Il s’agit de la dépouille mortelle d’un jeune policier amateur, en réalité clerc de notaire, M. Daniel, qui, chose extraordinaire, a été assassiné, il y a quelques semaines, dans le train venant d’Amsterdam à Bruxelles, et que le policier Juve avait fait transporter à la morgue de Paris où on le croyait encore. La ville est bouleversée, on se perd en conjectures sur cet étrange événement.
— Je comprends, articula Bouzille, après que Fandor lui eût lu à haute voix cette dépêche, ce qui s’est passé. Car vous savez, m’sieur Fandor, que le nommé Robert n’est autre que M. Juve ? Il a donc dû supposer qu’on avait porté le cadavre de Daniel là-haut sur la montagne, et que ce devait être un coup de Fantômas. C’est pour cela, d’ailleurs, qu’il a télégraphié hier, pour s’assurer que le mort n’était plus ici…
Bouzille éclatait de rire.
— Eh bien, par exemple, M. Juve a dû être bougrement épaté, lorsque le directeur lui a télégraphié que le cadavre était toujours là !…
Fandor, cependant, était devenu très perplexe.
— Sapristi, songeait-il, cette histoire-là est capable de tout faire découvrir. Pour peu que le directeur lise cette dépêche, il va venir s’assurer par lui-même que son cadavre est toujours là… il va me voir, me regarder de près… Diable, diable ! Que faire ?
Et Fandor envisageait nettement l’idée de s’en aller afin de donner raison à Juve, lorsque la voix du directeur retentit à nouveau à l’extrémité du couloir, rageuse et courroucée cette fois.
— Eh bien, Bouzille, grognait-il, qu’est-ce que vous attendez pour ouvrir l’établissement au public et pour placer les défunts dans le frigorifique ? Il est déjà sept heures dix et on me signale que la foule s’impatiente !
— On y va, patron, on y va ! cria Bouzille.
Fandor, qui, d’un geste instinctif, s’était élancé à nouveau sur le petit chariot, était poussé par Bouzille dans le frigorifique.
Les portes permettant au public d’entrer à la morgue et de regarder à travers une glace sans tain les cadavres exposés, étaient alors ouvertes, et quelques vagues oisifs pénétraient dans le sinistre local.
Dès lors, Fandor se rendait compte qu’il devait rester là jusqu’à cinq heures du soir.
Le journaliste, cependant, réfléchissait à la situation, et au bout d’un quart d’heure, sa décision était prise.
— C’est la dernière après-midi que je passe ici, déclarait-il.
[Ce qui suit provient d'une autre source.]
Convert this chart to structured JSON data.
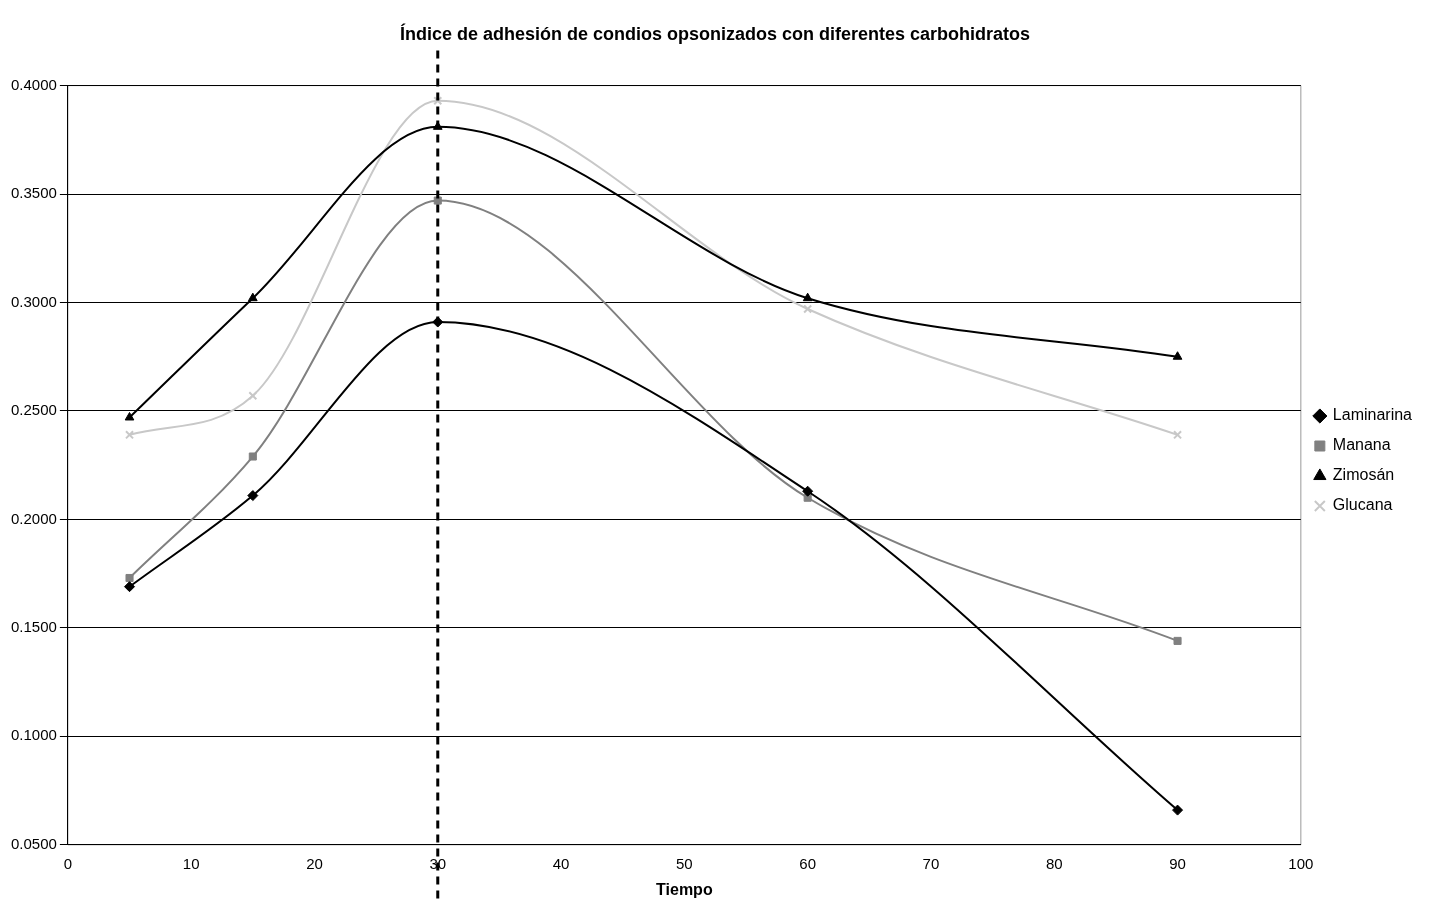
{
  "chart_data": {
    "type": "line",
    "title": "Índice de adhesión de condios opsonizados con diferentes carbohidratos",
    "xlabel": "Tiempo",
    "x": [
      5,
      15,
      30,
      60,
      90
    ],
    "series": [
      {
        "name": "Laminarina",
        "color": "#000000",
        "marker": "diamond",
        "values": [
          0.169,
          0.211,
          0.291,
          0.213,
          0.066
        ]
      },
      {
        "name": "Manana",
        "color": "#808080",
        "marker": "square",
        "values": [
          0.173,
          0.229,
          0.347,
          0.21,
          0.144
        ]
      },
      {
        "name": "Zimosán",
        "color": "#000000",
        "marker": "triangle",
        "values": [
          0.247,
          0.302,
          0.381,
          0.302,
          0.275
        ]
      },
      {
        "name": "Glucana",
        "color": "#c8c8c8",
        "marker": "cross",
        "values": [
          0.239,
          0.257,
          0.393,
          0.297,
          0.239
        ]
      }
    ],
    "xlim": [
      0,
      100
    ],
    "xticks": [
      0,
      10,
      20,
      30,
      40,
      50,
      60,
      70,
      80,
      90,
      100
    ],
    "ylim": [
      0.05,
      0.4
    ],
    "yticks": [
      {
        "value": 0.05,
        "label": "0.0500"
      },
      {
        "value": 0.1,
        "label": "0.1000"
      },
      {
        "value": 0.15,
        "label": "0.1500"
      },
      {
        "value": 0.2,
        "label": "0.2000"
      },
      {
        "value": 0.25,
        "label": "0.2500"
      },
      {
        "value": 0.3,
        "label": "0.3000"
      },
      {
        "value": 0.35,
        "label": "0.3500"
      },
      {
        "value": 0.4,
        "label": "0.4000"
      }
    ],
    "ref_lines": [
      {
        "axis": "x",
        "value": 30,
        "color": "#000000",
        "line_style": "dashed"
      }
    ],
    "grid": "y",
    "legend": "right"
  }
}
Trop heureux si je peux la terminer sans encombre et si je ne suis point découvert, avant la fin de la journée ! Car enfin, il suffit que cette dépêche tombe sous les yeux du directeur de la morgue, pour que je m’attire une assez vilaine histoire… Bast, concluait Fandor, j’ai toujours eu de la chance, je m’en tirerai bien encore une fois !
Et puis, le journaliste, en décidant qu’il ne resterait pas à la morgue plus longtemps, avait une autre idée.
On était à trois jours du vingt-sept du mois, or c’était le vingt-sept au soir que Fandor devait partir pour Lisbonne, afin d’y prendre le transatlantique qui devait le conduire au Chili et qui, d’après les indications de la navigation devait arriver en Amérique du Sud avant le grand voilier à bord duquel le journaliste savait que se trouvait Hélène.
Et Fandor, dans son frigorifique, calculait qu’il aurait encore le temps avant de se rendre à Lisbonne, d’aller rejoindre Juve à Grenoble et de se renseigner auprès du policier sur ce qui se passait à propos de Daniel.
Tandis que Fandor demeurait immobile entre le noyé retiré de la Seine et l’homme-tronc dont la seule silhouette faisait frémir les spectateurs de la morgue, des événements assez étranges se passaient à l’intérieur de la sinistre demeure, dans les locaux réservés à l’administration.